Его поймали за копающуюся в тумбочке руку, молча подхватили впятером и потащили к открытому окну.
Никто не бросился на защиту. Он кричал среди глухих.
Вор у нас обречен.
Однажды у штурманов на практике, в море, поймали вора. Он украл то ли деньги, то ли что. Его били всем кубриком. Ночью. По-волчьи.
Потом его комиссовали, то есть признали искалеченным, негодным и уволили в запас.
Пойманных на воровстве в училище не оставляли. Их могли убить.
Избивавшим его ничего не было, потому что никто не сознался, да и он ни на кого не показал.
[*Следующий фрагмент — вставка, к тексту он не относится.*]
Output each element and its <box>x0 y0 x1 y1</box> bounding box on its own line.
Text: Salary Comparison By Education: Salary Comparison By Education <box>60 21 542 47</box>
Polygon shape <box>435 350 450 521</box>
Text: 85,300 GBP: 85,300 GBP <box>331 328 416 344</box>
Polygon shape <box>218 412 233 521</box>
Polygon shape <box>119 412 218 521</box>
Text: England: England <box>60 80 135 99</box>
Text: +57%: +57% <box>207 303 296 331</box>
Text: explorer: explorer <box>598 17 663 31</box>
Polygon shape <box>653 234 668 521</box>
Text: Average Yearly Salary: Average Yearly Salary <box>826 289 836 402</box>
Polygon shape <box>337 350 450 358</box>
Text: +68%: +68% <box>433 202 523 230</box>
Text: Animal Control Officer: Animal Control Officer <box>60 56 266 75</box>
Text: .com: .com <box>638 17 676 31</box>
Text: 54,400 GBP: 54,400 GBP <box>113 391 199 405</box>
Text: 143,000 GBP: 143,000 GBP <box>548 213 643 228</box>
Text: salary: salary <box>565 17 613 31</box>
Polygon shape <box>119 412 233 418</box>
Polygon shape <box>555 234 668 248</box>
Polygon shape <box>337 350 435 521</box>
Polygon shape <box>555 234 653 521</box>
А того, нашего, спас тогда командир роты: он его за ногу поймал.
Через несколько лет после выпуска тот наш ворюга дезертирует из армии, вступит в банду. Говорили, что какое-то время спустя его и вовсе укокошили.
Тот, кто мне все это рассказывал, был одним из тех, кто тащил его тогда к окну.
Подвернись ему случай, он бы его и сейчас в окно потащил.
Курсантский приговор можно привести в исполнение в любое время.
Был бы повод.
Можно забыть, затем встретиться через много-много лет после выпуска, говорить, говорить, но вот случился он, повод, и ты хватаешь человека за руки и тащишь к открытому окну.
А все из-за строя. Наверное, из-за строя. Из-за того, что полжизни я провел в строю.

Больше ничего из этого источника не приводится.